No era posible que Kat se hubiese atrevido a utilizar un término tan despectivo con él. Notó que le subía el color a las mejillas. Era una de las pocas veces en la vida en que se había quedado casi sin habla de la sorpresa y de un estallido de ira que siempre solía controlar.

–Retíralo –añadió–. ¡Es un insulto que ningún hombre debería tolerar!

Sus miradas se encontraron. Kat se quedó inmóvil porque, a pesar de que Mikhail no había levantado la voz, nunca había visto a nadie tan enfadado.

–Eres varios años más joven que yo –respondió Kat con voz temblorosa, intentando defenderse, a pesar de que ni siquiera ella entendía por qué le importaba tanto–. No está bien...

–Que lo retires –la interrumpió él–. No puedo consentir que me digas algo así.

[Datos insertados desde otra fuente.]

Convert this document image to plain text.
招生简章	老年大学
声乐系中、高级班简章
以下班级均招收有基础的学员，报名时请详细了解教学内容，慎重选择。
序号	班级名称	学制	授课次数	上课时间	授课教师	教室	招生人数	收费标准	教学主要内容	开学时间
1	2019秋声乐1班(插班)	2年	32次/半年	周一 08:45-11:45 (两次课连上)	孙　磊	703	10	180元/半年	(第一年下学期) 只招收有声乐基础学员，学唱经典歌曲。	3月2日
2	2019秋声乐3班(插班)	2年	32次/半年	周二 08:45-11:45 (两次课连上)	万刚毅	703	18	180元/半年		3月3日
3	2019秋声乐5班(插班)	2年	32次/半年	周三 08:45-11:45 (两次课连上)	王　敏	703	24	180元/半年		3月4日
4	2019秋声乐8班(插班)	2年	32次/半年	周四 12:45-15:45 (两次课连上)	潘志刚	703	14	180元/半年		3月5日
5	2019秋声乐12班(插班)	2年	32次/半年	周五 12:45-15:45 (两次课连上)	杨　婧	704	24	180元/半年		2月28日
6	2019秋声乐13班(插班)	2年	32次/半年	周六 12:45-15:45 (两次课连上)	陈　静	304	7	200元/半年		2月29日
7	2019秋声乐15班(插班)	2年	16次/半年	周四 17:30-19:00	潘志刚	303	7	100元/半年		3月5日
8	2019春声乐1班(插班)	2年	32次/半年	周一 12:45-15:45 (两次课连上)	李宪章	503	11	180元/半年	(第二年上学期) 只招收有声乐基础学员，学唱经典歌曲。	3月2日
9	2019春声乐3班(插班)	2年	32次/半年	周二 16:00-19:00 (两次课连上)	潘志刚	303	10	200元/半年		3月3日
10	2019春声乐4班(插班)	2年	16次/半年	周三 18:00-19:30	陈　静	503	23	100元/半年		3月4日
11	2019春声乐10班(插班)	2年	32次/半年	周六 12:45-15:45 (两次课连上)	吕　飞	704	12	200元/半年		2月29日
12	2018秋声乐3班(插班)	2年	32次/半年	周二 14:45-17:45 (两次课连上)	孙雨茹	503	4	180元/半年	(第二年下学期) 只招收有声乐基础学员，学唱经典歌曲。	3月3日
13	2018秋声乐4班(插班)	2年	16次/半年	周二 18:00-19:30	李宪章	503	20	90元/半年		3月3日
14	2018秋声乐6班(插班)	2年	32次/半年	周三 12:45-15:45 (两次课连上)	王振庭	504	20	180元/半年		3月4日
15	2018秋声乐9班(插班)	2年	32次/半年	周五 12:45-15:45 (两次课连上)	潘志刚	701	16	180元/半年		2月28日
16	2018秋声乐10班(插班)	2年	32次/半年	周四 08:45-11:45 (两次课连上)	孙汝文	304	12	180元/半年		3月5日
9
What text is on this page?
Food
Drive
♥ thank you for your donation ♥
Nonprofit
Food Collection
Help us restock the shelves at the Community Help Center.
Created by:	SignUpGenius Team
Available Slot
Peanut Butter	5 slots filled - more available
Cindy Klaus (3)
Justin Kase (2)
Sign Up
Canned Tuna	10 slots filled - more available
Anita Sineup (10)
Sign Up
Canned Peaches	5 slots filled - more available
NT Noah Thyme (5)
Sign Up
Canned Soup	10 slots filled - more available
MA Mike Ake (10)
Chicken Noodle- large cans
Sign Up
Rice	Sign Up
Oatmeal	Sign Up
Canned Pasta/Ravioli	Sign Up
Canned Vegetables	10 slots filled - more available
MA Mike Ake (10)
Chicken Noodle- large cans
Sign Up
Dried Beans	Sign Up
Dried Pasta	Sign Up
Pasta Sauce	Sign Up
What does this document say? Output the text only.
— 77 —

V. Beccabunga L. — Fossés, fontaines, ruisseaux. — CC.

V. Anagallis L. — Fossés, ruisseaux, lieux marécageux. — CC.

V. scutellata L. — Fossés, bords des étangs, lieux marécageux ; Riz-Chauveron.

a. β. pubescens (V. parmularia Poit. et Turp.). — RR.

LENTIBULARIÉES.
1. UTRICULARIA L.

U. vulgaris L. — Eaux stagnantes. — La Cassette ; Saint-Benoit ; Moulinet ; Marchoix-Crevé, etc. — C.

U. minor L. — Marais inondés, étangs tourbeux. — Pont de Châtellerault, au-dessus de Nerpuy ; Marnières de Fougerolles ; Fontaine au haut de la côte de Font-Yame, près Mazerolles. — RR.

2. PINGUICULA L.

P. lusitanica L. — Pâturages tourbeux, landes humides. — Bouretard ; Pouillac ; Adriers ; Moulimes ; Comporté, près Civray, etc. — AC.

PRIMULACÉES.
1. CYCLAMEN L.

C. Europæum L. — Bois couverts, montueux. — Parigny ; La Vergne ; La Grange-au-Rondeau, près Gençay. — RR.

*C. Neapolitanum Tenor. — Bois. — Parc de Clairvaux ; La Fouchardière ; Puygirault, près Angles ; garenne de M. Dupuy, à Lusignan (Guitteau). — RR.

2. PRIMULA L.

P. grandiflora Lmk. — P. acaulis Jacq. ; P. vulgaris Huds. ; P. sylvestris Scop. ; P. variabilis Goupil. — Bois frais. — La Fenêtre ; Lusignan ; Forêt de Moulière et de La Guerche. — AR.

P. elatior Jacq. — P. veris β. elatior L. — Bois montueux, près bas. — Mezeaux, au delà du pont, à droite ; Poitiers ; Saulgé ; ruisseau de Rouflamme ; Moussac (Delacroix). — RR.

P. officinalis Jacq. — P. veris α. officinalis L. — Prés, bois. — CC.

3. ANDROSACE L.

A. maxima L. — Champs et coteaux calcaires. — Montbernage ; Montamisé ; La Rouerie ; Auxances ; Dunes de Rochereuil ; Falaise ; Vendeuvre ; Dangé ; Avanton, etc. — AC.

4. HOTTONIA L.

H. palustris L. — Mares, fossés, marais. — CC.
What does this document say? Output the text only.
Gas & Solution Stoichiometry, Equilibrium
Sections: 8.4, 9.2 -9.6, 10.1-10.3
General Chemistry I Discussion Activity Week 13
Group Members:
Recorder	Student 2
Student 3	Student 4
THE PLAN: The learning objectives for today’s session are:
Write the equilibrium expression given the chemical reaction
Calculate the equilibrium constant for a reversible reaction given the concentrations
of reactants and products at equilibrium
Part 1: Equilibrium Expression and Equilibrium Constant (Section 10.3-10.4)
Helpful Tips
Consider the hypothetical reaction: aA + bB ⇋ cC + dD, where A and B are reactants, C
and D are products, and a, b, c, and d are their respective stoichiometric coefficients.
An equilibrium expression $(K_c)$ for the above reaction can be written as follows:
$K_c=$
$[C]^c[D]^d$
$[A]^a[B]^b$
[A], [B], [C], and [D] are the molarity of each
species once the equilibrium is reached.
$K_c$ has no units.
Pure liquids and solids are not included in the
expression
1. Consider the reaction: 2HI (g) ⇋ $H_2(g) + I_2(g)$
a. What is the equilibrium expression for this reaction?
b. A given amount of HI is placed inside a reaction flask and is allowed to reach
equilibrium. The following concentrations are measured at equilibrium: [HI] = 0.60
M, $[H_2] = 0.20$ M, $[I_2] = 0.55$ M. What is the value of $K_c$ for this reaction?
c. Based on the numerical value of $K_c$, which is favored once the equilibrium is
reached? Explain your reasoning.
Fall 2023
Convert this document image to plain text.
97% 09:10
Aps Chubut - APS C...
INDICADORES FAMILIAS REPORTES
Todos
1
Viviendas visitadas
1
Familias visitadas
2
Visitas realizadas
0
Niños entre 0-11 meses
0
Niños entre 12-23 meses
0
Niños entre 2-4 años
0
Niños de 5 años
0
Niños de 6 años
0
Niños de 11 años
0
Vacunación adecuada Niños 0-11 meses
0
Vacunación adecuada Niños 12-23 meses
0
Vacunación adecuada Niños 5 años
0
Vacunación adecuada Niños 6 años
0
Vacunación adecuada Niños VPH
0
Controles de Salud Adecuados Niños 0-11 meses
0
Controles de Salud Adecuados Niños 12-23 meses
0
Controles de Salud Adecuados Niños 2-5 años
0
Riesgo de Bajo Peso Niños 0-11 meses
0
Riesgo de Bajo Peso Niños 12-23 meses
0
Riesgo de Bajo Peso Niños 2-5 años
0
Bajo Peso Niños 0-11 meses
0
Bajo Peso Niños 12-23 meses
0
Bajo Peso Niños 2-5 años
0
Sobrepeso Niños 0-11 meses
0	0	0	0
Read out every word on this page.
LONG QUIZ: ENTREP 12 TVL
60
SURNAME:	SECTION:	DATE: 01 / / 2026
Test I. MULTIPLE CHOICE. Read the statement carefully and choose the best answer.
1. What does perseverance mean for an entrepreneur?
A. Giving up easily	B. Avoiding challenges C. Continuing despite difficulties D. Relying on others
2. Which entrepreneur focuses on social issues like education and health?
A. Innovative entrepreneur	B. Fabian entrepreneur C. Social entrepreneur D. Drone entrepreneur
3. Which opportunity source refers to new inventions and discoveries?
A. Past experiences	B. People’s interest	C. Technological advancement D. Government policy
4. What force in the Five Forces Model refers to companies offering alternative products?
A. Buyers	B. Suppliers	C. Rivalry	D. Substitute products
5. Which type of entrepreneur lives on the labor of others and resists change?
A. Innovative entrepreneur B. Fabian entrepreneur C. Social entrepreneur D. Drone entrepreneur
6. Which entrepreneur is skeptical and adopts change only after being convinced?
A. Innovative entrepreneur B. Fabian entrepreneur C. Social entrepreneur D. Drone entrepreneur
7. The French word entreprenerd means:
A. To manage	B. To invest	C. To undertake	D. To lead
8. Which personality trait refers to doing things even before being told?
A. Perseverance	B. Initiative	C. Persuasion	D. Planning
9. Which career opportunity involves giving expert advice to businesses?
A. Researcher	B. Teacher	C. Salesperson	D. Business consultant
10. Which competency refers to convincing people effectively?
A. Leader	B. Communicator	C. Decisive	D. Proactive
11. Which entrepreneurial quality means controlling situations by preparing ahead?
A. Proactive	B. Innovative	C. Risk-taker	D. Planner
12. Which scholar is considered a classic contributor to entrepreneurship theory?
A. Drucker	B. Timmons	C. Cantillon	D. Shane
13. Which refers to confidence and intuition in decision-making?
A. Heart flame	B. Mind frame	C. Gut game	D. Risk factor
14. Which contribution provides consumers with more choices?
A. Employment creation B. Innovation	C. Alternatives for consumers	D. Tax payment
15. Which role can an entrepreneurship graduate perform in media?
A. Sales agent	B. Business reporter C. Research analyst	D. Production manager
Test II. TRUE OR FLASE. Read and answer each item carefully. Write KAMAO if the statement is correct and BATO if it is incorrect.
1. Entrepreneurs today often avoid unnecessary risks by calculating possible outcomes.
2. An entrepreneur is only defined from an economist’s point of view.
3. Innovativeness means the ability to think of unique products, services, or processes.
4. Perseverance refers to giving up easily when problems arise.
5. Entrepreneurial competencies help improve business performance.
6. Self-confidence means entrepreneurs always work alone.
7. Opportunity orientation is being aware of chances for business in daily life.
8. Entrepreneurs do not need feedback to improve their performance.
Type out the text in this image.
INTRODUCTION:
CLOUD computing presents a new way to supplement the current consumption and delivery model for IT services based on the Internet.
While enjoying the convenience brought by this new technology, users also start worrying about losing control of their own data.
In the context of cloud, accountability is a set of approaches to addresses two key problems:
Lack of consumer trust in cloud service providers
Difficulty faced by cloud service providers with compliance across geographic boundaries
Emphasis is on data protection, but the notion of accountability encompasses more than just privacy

Kat tragó saliva. Le temblaban las rodillas. Mikhail podía llegar a ser un hombre muy intimidante.

–Está bien, lo retiro –murmuró a regañadientes–. No pretendía insultarte, es solo que me ha sorprendido tu edad.

–Yo jamás sería el gigoló de ninguna mujer –le dijo él.

Kat se dejó caer en el sofá, todavía sorprendida por las emociones que se habían desatado en su interior.

–Tanto mejor, porque yo tampoco saldría nunca con uno –le contestó en voz baja.

–¿Por qué no? –le preguntó Mikhail, empezando a relajarse mientras la estudiaba con la mirada.

Parecía agotada, su cabeza de cabello rojizo colgaba del esbelto cuello como una flor rota, como si le costase demasiado esfuerzo sostenerla recta, y Mikhail casi se sintió culpable porque había estado a punto de perder los nervios con ella y sabía que la había asustado. Recordaba demasiado bien los estallidos de ira de su padre como para hacer algo parecido. De hecho, el principal bastión de su carácter era el autocontrol en cualquier momento y situación.

Kat estaba conmocionada. No recordaba haberse sentido nunca tan confundida. Mikhail solo tenía treinta años, cinco menos que ella. Así que no podía sentirse atraída por él.

–¿Por qué no? –repitió Mikhail por curiosidad.

Nunca había sentido tanta curiosidad por una mujer.

–Porque las mujeres que salen con gigolós son mujeres experimentadas... Y yo no lo soy –admitió ella.

Sabía que su caso era extraño en aquella época y se preguntó con desesperación si podría haber hecho las cosas de manera diferente. En la vida de su madre había habido tantos hombres con los que habían tenido que tratar sus hermanas, que Kat había sabido que, por el bien de las niñas, ella tenía que llevar una vida completamente diferente. Por desgracia, diez años antes no había sido consciente de que eso significaría quedarse soltera, ya que había pensado que antes o después encontraría al hombre adecuado y tendría una relación seria. Pero eso no había ocurrido. No se le había presentado la oportunidad.

Mikhail arqueó las cejas negras.

–No lo entiendo.

Kat se rio con amargura antes de confesarle:

–Todavía soy virgen. ¿No te parece muy extraño?

Habría sido difícil decidir cuál de los dos se había quedado más sorprendido después de aquello: Kat le había contado algo que no le había dicho nunca a nadie y Mikhail se había quedado más atónito que si ella le hubiese confesado que era una asesina en serie. La inocencia física era algo que él nunca había conocido y que lo incomodaba.